I curate around zero to two datasets per week. It varies during the year, some weeks we have none and other weeks we have multiple. For example, this week I have curated three datasets.
Why is data curation important to you?
Data curation ensures accountability and inclusivity in research, it’s a way to verify that we’re conducting research in a way that allows everyone to participate and benefit.
I find it extremely important, and honestly, I’d love to expand curation beyond just datasets to include papers and scientific results, systematically reproducing them. I think it’s crucial to double-check things. This isn’t about distrust – science is fundamentally based on trust, which is good – but science also needs to be reproducible. Data curation is essential for ensuring everything necessary for reproduction is available and accessible.
Why is the Data Curation Network important?

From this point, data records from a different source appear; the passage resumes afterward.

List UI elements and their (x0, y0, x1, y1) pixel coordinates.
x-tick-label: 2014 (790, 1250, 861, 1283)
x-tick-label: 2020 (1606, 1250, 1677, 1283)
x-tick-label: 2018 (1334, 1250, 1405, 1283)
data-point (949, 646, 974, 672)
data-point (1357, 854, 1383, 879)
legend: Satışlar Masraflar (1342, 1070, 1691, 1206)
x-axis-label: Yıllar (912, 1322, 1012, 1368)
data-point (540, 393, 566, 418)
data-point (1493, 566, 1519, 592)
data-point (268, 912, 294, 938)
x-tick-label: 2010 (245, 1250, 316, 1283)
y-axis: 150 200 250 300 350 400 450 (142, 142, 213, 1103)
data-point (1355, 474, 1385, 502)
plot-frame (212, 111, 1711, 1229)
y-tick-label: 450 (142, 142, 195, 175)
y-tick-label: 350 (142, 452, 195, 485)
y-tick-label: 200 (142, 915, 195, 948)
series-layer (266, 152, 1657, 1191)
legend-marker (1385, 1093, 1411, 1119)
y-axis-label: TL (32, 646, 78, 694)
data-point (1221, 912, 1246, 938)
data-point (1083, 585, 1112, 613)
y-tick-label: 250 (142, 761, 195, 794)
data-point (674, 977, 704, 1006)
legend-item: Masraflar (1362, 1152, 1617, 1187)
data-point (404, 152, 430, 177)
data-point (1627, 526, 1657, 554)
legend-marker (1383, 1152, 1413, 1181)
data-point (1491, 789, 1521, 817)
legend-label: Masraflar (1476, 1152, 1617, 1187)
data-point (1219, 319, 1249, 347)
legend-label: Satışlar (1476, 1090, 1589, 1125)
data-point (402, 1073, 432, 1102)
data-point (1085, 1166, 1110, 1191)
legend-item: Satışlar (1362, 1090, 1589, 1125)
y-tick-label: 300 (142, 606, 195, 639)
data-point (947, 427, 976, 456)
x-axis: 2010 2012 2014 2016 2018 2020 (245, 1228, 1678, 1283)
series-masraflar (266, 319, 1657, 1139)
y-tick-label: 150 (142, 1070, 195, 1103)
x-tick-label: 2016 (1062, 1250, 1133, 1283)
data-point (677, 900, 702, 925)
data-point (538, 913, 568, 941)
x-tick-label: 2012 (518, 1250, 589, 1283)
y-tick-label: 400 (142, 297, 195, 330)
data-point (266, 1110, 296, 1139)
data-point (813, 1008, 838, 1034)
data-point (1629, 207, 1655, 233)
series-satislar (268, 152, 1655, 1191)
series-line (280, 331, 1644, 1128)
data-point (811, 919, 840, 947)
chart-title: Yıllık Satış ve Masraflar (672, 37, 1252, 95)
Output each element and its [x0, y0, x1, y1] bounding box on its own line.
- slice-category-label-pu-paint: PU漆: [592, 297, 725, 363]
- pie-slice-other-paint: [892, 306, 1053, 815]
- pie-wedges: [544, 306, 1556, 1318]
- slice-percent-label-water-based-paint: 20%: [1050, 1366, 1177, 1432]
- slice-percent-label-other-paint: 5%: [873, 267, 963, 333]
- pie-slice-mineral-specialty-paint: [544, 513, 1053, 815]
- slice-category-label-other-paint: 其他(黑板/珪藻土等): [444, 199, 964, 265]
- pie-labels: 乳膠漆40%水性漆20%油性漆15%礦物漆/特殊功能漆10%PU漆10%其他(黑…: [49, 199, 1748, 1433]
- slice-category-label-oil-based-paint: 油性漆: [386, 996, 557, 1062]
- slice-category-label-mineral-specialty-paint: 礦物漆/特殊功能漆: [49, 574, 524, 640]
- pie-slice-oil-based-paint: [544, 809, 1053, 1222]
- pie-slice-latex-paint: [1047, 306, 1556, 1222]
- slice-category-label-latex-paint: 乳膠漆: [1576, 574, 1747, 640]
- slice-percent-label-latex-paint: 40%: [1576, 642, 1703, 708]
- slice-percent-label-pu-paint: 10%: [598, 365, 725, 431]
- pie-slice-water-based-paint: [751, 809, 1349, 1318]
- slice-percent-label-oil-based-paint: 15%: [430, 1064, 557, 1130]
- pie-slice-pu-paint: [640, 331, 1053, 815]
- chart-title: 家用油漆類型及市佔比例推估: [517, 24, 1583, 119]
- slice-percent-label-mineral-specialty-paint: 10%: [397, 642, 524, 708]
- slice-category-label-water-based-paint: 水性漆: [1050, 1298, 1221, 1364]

The DCN is essential because it connects us with others who understand the importance of our work and face similar challenges. I don’t think people fully grasp how important data curation is, so having this community helps validate our role. The network also makes our work more resilient by enabling shared learning; we learn from each other’s mistakes and successes. When we’re coordinated, positive changes can happen faster across institutions. The community is particularly valuable for building confidence among new curators. Starting in this field can be intimidating, and having early support significantly impacts someone’s career trajectory. But even experienced curators benefit from the diverse perspectives and resources the network provides, no one can know everything. That’s why I love attending DCN events, I always learn so much from everyone. The combination of professional support, shared resources, and collective problem-solving makes the network invaluable.
If you weren’t doing data curation, what would you be doing?
I would be curating and reproducing scientific results. I’d be working mostly computationally, because that’s where I feel more comfortable, but reproducing computational results would be super fun. I would still be teaching and doing research. I have so many other passions but science fascinates me so much that I would probably be doing something science-adjacent.
What’s your favorite cuisine?
I love food with complex flavors that can be deconstructed in your mouth. Mexican, Indian, Italian, they offer so many variations and possibilities. I enjoy cooking because it’s like doing science you can eat. You mix ingredients, test combinations, and get to enjoy the experiment.
My approach is to read several recipes and then adapt them based on what I think I’ll enjoy most, kind of like a ratatouille process: you imagine how the flavors will combine and what the overall outcome will be. There’s a lot of creativity involved, which makes it really fun.
What do you like to do outside of work?
I enjoy playing video games and music, and exercising while doing something fun (e.g. soccer, biking, bouldering). I have been playing cello for over 15 years, though not as much recently, I enjoy playing by myself and with others (ensembles, orchestras). I also love watching movies, particularly sci-fi and fantasy. I like sci-fi to be consistent and precise or accurate as possible(Kubrick, Ridley Scott, Villeneuve) and fantasy to be creative and imaginative (Terry Gilliam). I listen to a lot of different music, mostly fusion (jazz, folk, metal, progressive rock, old music). My favorite composer is J.S. Bach, and my favorite bands are Panzerballett and Onségen Ensemble.
What’s your favorite city?
Mexico City. Mexico City is so bizarre. It’s so weird. It is like a fractal city, you can find anything you want inside. It’s very cool, diverse in its people, food, traditions, places, and it has a very rich history.
Where would you most like to travel to next?
Traveling internationally hasn’t been on the top of my mind recently because of COVID and other recent political tensions, but if that was not a factor I would visit one of my sisters who lives in Geneva. I haven’t been to Switzerland before. Maybe I’d go to Prague. I have never been to Asia, so I’d love to go somewhere like Cambodia. I’d love to see somewhere really very old. With a long history of building and a tie to ancient pasts.